On 10 May 2007, at 23:25, Lionel MARTIN wrote:

OK, fine.

So, to sum up, if I have got 10 different scripts in a mod perl environment (let's call them test1.pl....test10.pl), and using lexical variables there. If I first run test1.pl and then, run test2.pl, the only way for test2.p to get access to the memory used by test2.pl is freeing up test1.pl lexical variables, by undefining them?

And what if I run test1.pl twice without undefining its lexical variables? Will the same memory space be used twice, or will each call use different memory space (I'm talking here about situation where the same Perl interpreter is running the script twice in a mod perl environment)?
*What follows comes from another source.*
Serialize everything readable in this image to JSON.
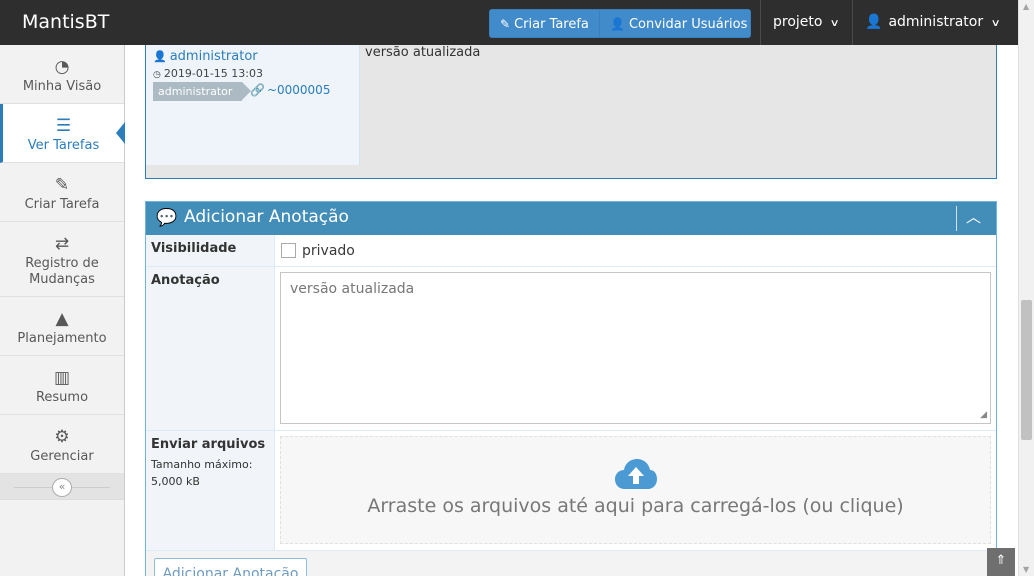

The memory allocated /directly/ to a lexical remains allocated at the end of the scope on the assumption that it might be needed again in the future. That's so that when you call something like

sub string_builder {
    my $s = '';
    $s .= 'x' for 1 .. 1_000_000;
    return $s;
}

repeatedly it's able to reuse memory from the previous invocation rather than allocating it all from scratch each time. That's mainly a performance optimisation.

However memory referred to indirectly as in your example

  $x = [ 1 .. 1_000_000 ];

is freed as soon as nothing refers to it any more. So when $x goes out of scope that storage /is/ freed - to Perl at least.

Please don't get the idea that Perl never frees anything and please don't start littering your code with unnecessary explicit memory management.